Ministre de la Défense aujourd'hui, Abdel Rahim Mohammed Hussein était ministre de l'Intérieur et représentant spécial du président Béchir au Darfour à l'époque des faits qui lui sont reprochés, en 2003 et 2004. 

 
La CPI le soupçonne d'avoir, à ce poste, joué un rôle essentiel dans l'élaboration et la mise en oeuvre d'attaques contre plusieurs villes du Darfour.
 
Les miliciens janjawids et l'armée soudanaise avaient en effet pris d'assaut plusieurs localités et visé les civils des ethnies Four, Massalit et Zaghawa qu'ils accusaient de soutenir les mouvements rebelles de la zone.
 
Aujourd'hui, Abdel Rahim Mohammed Hussein est donc poursuivi comme co-auteur indirect de crimes de guerre et crimes contre l'humanité : meurtres, pillages, viols et actes inhumains.
 
C'est le sixième suspect visé par le procureur depuis qu'il a commencé, il y a sept ans, à enquêter sur les crimes commis au Darfour.

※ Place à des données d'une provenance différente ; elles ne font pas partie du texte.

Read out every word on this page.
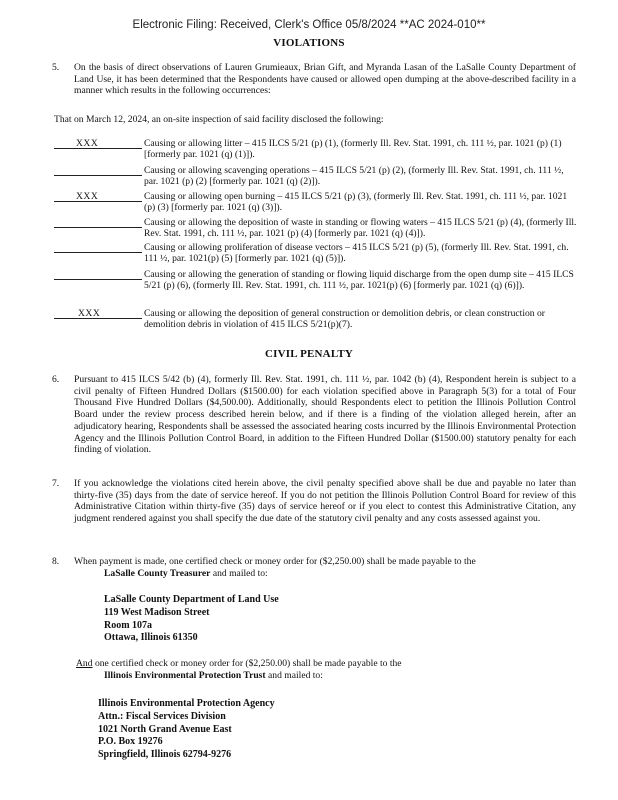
Electronic Filing: Received, Clerk's Office 05/8/2024 **AC 2024-010**
VIOLATIONS
5. On the basis of direct observations of Lauren Grumieaux, Brian Gift, and Myranda Lasan of the LaSalle County Department of Land Use, it has been determined that the Respondents have caused or allowed open dumping at the above-described facility in a manner which results in the following occurrences:
That on March 12, 2024, an on-site inspection of said facility disclosed the following:
XXX	Causing or allowing litter – 415 ILCS 5/21 (p) (1), (formerly Ill. Rev. Stat. 1991, ch. 111 ½, par. 1021 (p) (1) [formerly par. 1021 (q) (1)]).
Causing or allowing scavenging operations – 415 ILCS 5/21 (p) (2), (formerly Ill. Rev. Stat. 1991, ch. 111 ½, par. 1021 (p) (2) [formerly par. 1021 (q) (2)]).
XXX	Causing or allowing open burning – 415 ILCS 5/21 (p) (3), (formerly Ill. Rev. Stat. 1991, ch. 111 ½, par. 1021 (p) (3) [formerly par. 1021 (q) (3)]).
Causing or allowing the deposition of waste in standing or flowing waters – 415 ILCS 5/21 (p) (4), (formerly Ill. Rev. Stat. 1991, ch. 111 ½, par. 1021 (p) (4) [formerly par. 1021 (q) (4)]).
Causing or allowing proliferation of disease vectors – 415 ILCS 5/21 (p) (5), (formerly Ill. Rev. Stat. 1991, ch. 111 ½, par. 1021(p) (5) [formerly par. 1021 (q) (5)]).
Causing or allowing the generation of standing or flowing liquid discharge from the open dump site – 415 ILCS 5/21 (p) (6), (formerly Ill. Rev. Stat. 1991, ch. 111 ½, par. 1021(p) (6) [formerly par. 1021 (q) (6)]).
XXX	Causing or allowing the deposition of general construction or demolition debris, or clean construction or demolition debris in violation of 415 ILCS 5/21(p)(7).
CIVIL PENALTY
6. Pursuant to 415 ILCS 5/42 (b) (4), formerly Ill. Rev. Stat. 1991, ch. 111 ½, par. 1042 (b) (4), Respondent herein is subject to a civil penalty of Fifteen Hundred Dollars ($1500.00) for each violation specified above in Paragraph 5(3) for a total of Four Thousand Five Hundred Dollars ($4,500.00). Additionally, should Respondents elect to petition the Illinois Pollution Control Board under the review process described herein below, and if there is a finding of the violation alleged herein, after an adjudicatory hearing, Respondents shall be assessed the associated hearing costs incurred by the Illinois Environmental Protection Agency and the Illinois Pollution Control Board, in addition to the Fifteen Hundred Dollar ($1500.00) statutory penalty for each finding of violation.
7. If you acknowledge the violations cited herein above, the civil penalty specified above shall be due and payable no later than thirty-five (35) days from the date of service hereof. If you do not petition the Illinois Pollution Control Board for review of this Administrative Citation within thirty-five (35) days of service hereof or if you elect to contest this Administrative Citation, any judgment rendered against you shall specify the due date of the statutory civil penalty and any costs assessed against you.
8. When payment is made, one certified check or money order for ($2,250.00) shall be made payable to the
LaSalle County Treasurer and mailed to:
LaSalle County Department of Land Use
119 West Madison Street
Room 107a
Ottawa, Illinois 61350
And one certified check or money order for ($2,250.00) shall be made payable to the
Illinois Environmental Protection Trust and mailed to:
Illinois Environmental Protection Agency
Attn.: Fiscal Services Division
1021 North Grand Avenue East
P.O. Box 19276
Springfield, Illinois 62794-9276
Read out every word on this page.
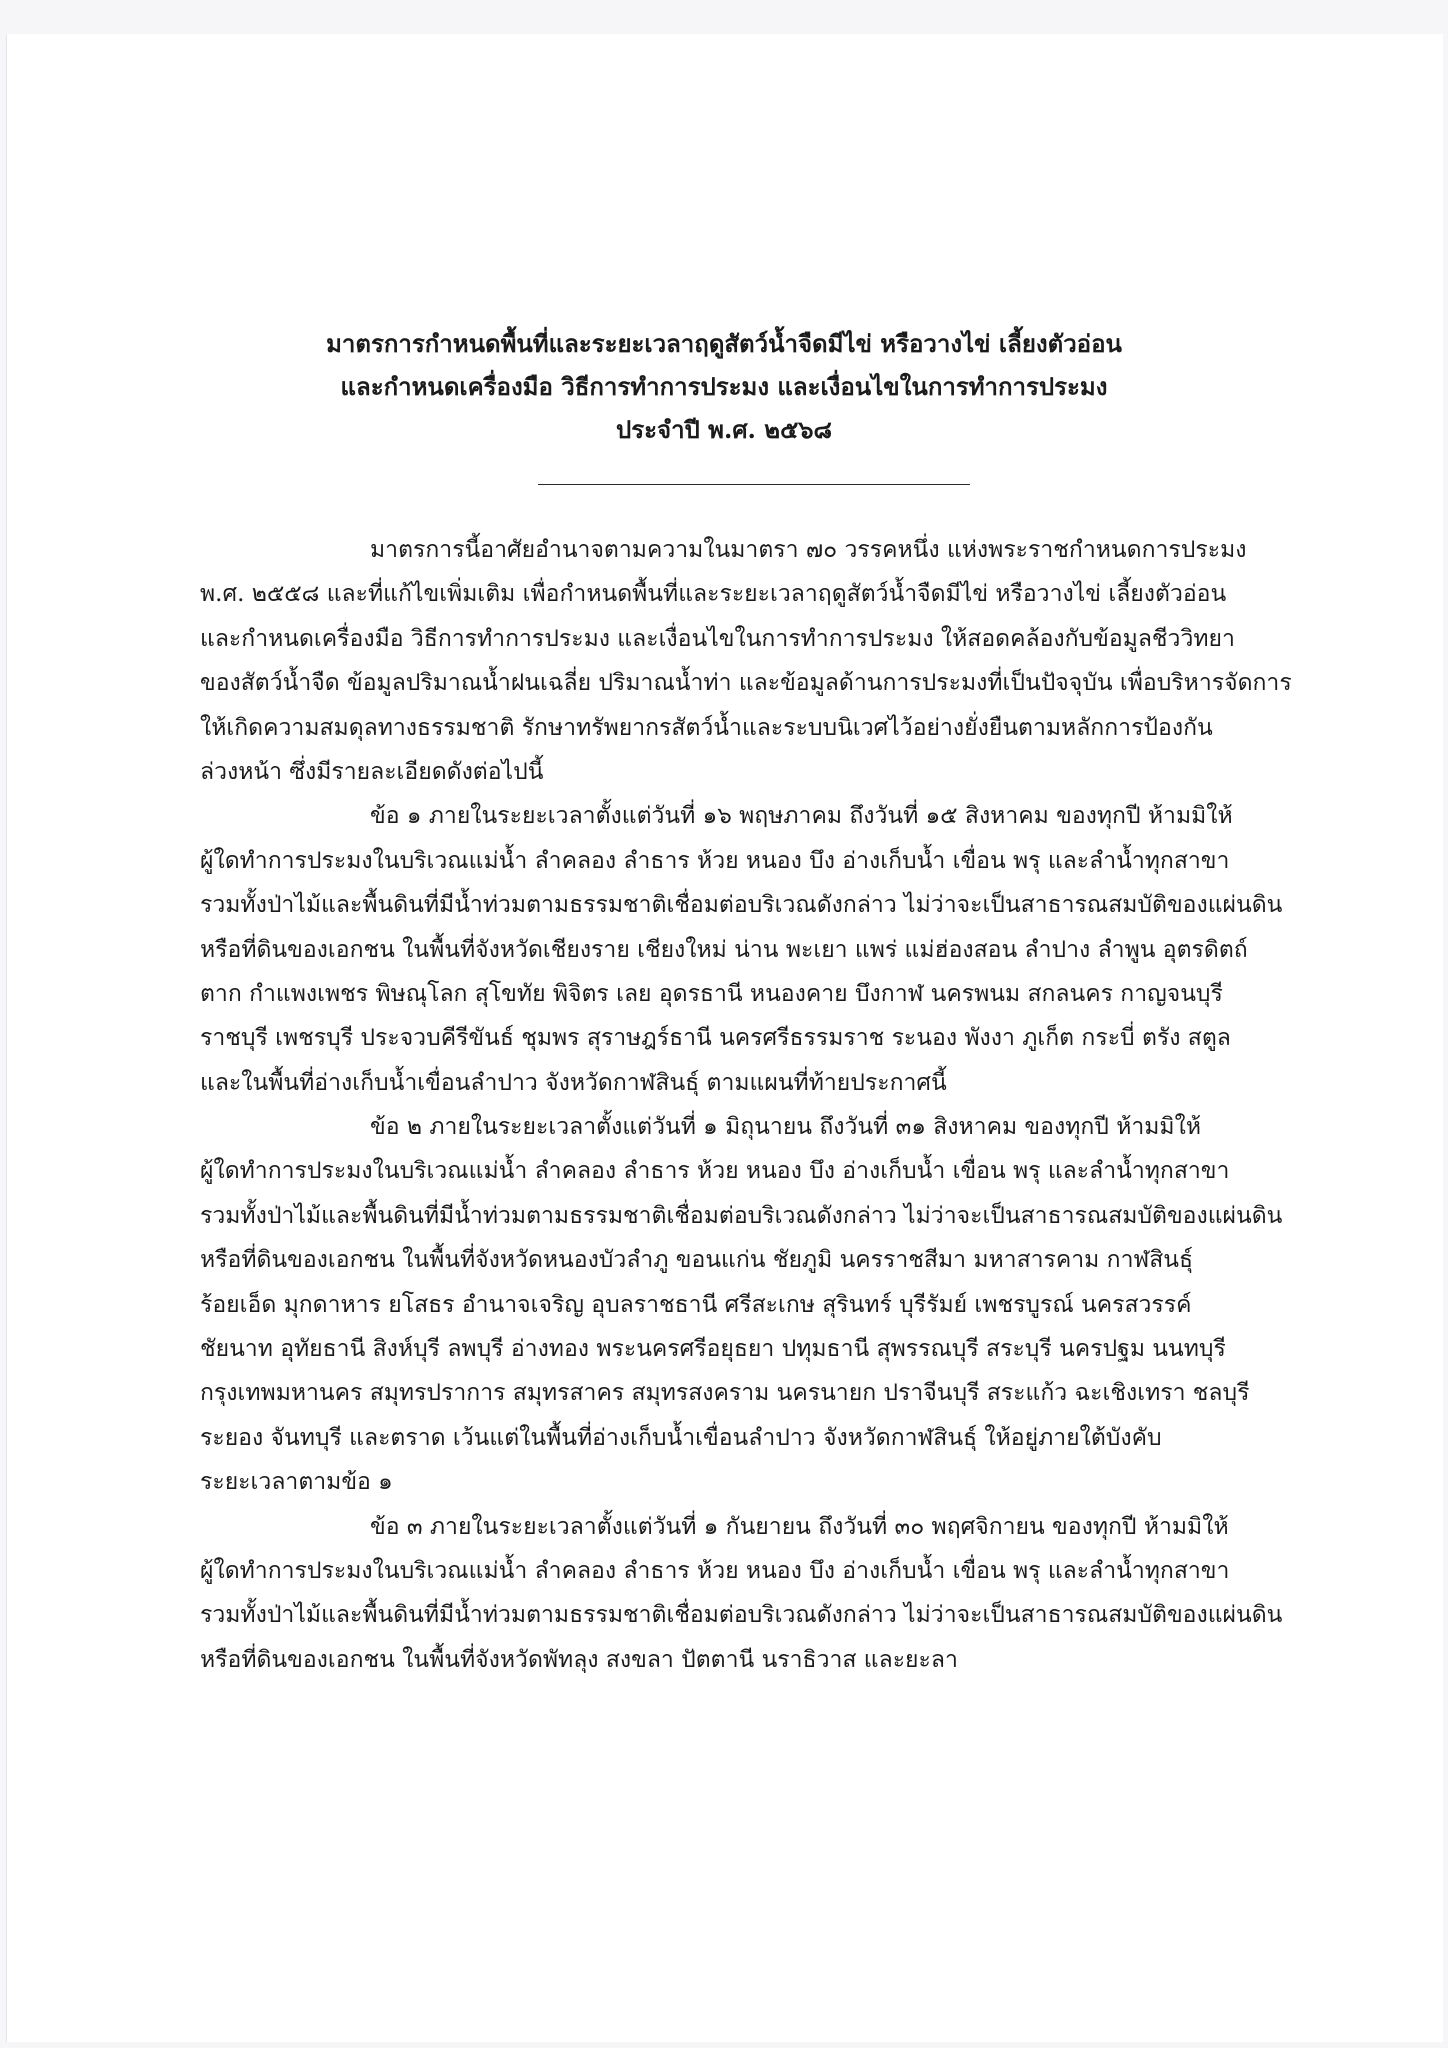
มาตรการกำหนดพื้นที่และระยะเวลาฤดูสัตว์น้ำจืดมีไข่ หรือวางไข่ เลี้ยงตัวอ่อน
และกำหนดเครื่องมือ วิธีการทำการประมง และเงื่อนไขในการทำการประมง
ประจำปี พ.ศ. ๒๕๖๘
มาตรการนี้อาศัยอำนาจตามความในมาตรา ๗๐ วรรคหนึ่ง แห่งพระราชกำหนดการประมง
พ.ศ. ๒๕๕๘ และที่แก้ไขเพิ่มเติม เพื่อกำหนดพื้นที่และระยะเวลาฤดูสัตว์น้ำจืดมีไข่ หรือวางไข่ เลี้ยงตัวอ่อน
และกำหนดเครื่องมือ วิธีการทำการประมง และเงื่อนไขในการทำการประมง ให้สอดคล้องกับข้อมูลชีววิทยา
ของสัตว์น้ำจืด ข้อมูลปริมาณน้ำฝนเฉลี่ย ปริมาณน้ำท่า และข้อมูลด้านการประมงที่เป็นปัจจุบัน เพื่อบริหารจัดการ
ให้เกิดความสมดุลทางธรรมชาติ รักษาทรัพยากรสัตว์น้ำและระบบนิเวศไว้อย่างยั่งยืนตามหลักการป้องกัน
ล่วงหน้า ซึ่งมีรายละเอียดดังต่อไปนี้
ข้อ ๑ ภายในระยะเวลาตั้งแต่วันที่ ๑๖ พฤษภาคม ถึงวันที่ ๑๕ สิงหาคม ของทุกปี ห้ามมิให้
ผู้ใดทำการประมงในบริเวณแม่น้ำ ลำคลอง ลำธาร ห้วย หนอง บึง อ่างเก็บน้ำ เขื่อน พรุ และลำน้ำทุกสาขา
รวมทั้งป่าไม้และพื้นดินที่มีน้ำท่วมตามธรรมชาติเชื่อมต่อบริเวณดังกล่าว ไม่ว่าจะเป็นสาธารณสมบัติของแผ่นดิน
หรือที่ดินของเอกชน ในพื้นที่จังหวัดเชียงราย เชียงใหม่ น่าน พะเยา แพร่ แม่ฮ่องสอน ลำปาง ลำพูน อุตรดิตถ์
ตาก กำแพงเพชร พิษณุโลก สุโขทัย พิจิตร เลย อุดรธานี หนองคาย บึงกาฬ นครพนม สกลนคร กาญจนบุรี
ราชบุรี เพชรบุรี ประจวบคีรีขันธ์ ชุมพร สุราษฎร์ธานี นครศรีธรรมราช ระนอง พังงา ภูเก็ต กระบี่ ตรัง สตูล
และในพื้นที่อ่างเก็บน้ำเขื่อนลำปาว จังหวัดกาฬสินธุ์ ตามแผนที่ท้ายประกาศนี้
ข้อ ๒ ภายในระยะเวลาตั้งแต่วันที่ ๑ มิถุนายน ถึงวันที่ ๓๑ สิงหาคม ของทุกปี ห้ามมิให้
ผู้ใดทำการประมงในบริเวณแม่น้ำ ลำคลอง ลำธาร ห้วย หนอง บึง อ่างเก็บน้ำ เขื่อน พรุ และลำน้ำทุกสาขา
รวมทั้งป่าไม้และพื้นดินที่มีน้ำท่วมตามธรรมชาติเชื่อมต่อบริเวณดังกล่าว ไม่ว่าจะเป็นสาธารณสมบัติของแผ่นดิน
หรือที่ดินของเอกชน ในพื้นที่จังหวัดหนองบัวลำภู ขอนแก่น ชัยภูมิ นครราชสีมา มหาสารคาม กาฬสินธุ์
ร้อยเอ็ด มุกดาหาร ยโสธร อำนาจเจริญ อุบลราชธานี ศรีสะเกษ สุรินทร์ บุรีรัมย์ เพชรบูรณ์ นครสวรรค์
ชัยนาท อุทัยธานี สิงห์บุรี ลพบุรี อ่างทอง พระนครศรีอยุธยา ปทุมธานี สุพรรณบุรี สระบุรี นครปฐม นนทบุรี
กรุงเทพมหานคร สมุทรปราการ สมุทรสาคร สมุทรสงคราม นครนายก ปราจีนบุรี สระแก้ว ฉะเชิงเทรา ชลบุรี
ระยอง จันทบุรี และตราด เว้นแต่ในพื้นที่อ่างเก็บน้ำเขื่อนลำปาว จังหวัดกาฬสินธุ์ ให้อยู่ภายใต้บังคับ
ระยะเวลาตามข้อ ๑
ข้อ ๓ ภายในระยะเวลาตั้งแต่วันที่ ๑ กันยายน ถึงวันที่ ๓๐ พฤศจิกายน ของทุกปี ห้ามมิให้
ผู้ใดทำการประมงในบริเวณแม่น้ำ ลำคลอง ลำธาร ห้วย หนอง บึง อ่างเก็บน้ำ เขื่อน พรุ และลำน้ำทุกสาขา
รวมทั้งป่าไม้และพื้นดินที่มีน้ำท่วมตามธรรมชาติเชื่อมต่อบริเวณดังกล่าว ไม่ว่าจะเป็นสาธารณสมบัติของแผ่นดิน
หรือที่ดินของเอกชน ในพื้นที่จังหวัดพัทลุง สงขลา ปัตตานี นราธิวาส และยะลา
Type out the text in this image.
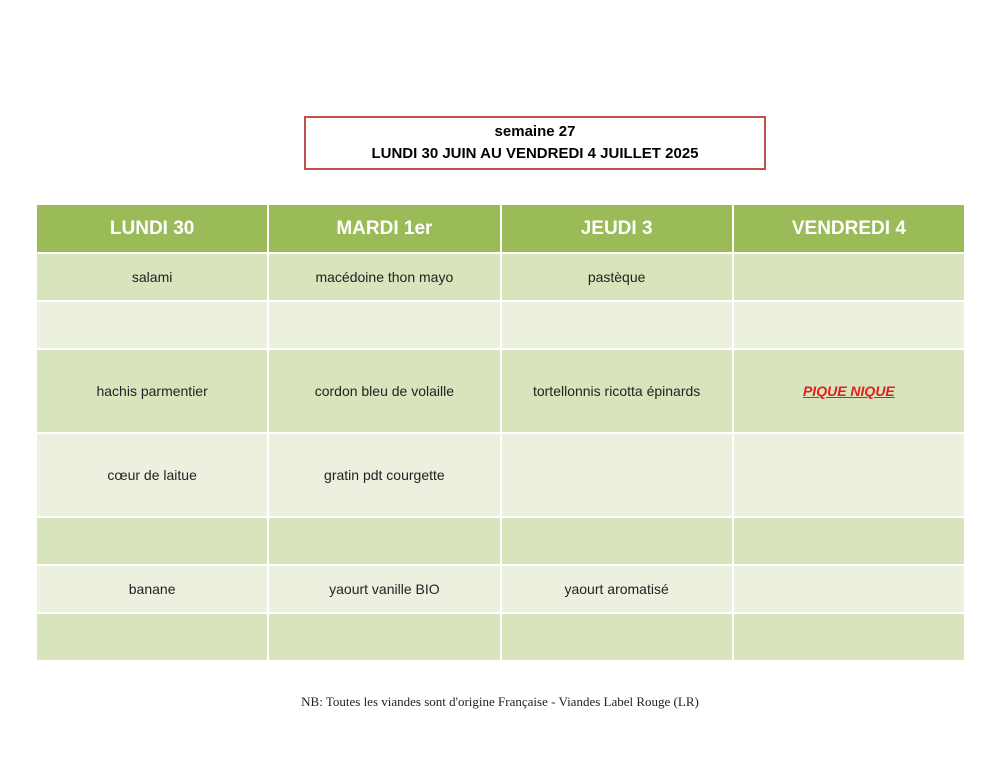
semaine 27
LUNDI 30 JUIN AU VENDREDI 4 JUILLET 2025
LUNDI 30	MARDI 1er	JEUDI 3	VENDREDI 4
salami	macédoine thon mayo	pastèque	

hachis parmentier	cordon bleu de volaille	tortellonnis ricotta épinards	PIQUE NIQUE
cœur de laitue	gratin pdt courgette		

banane	yaourt vanille BIO	yaourt aromatisé	

NB: Toutes les viandes sont d'origine Française - Viandes Label Rouge (LR)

Parmi eux, deux chefs rebelles ont accepté de coopérer avec la Cour et restent libres en attendant leur procès. Les autres sont tous issus du camp de Khartoum, Omar el-Béchir en tête. Le président soudanais défie la CPI depuis qu'il est sous le coup d'un mandat d'arrêt en continuant de voyager à l'étranger. 
Il a par ailleurs toujours refusé de livrer ses lieutenants à la Cour, et rien ne dit qu'il changera d'attitude.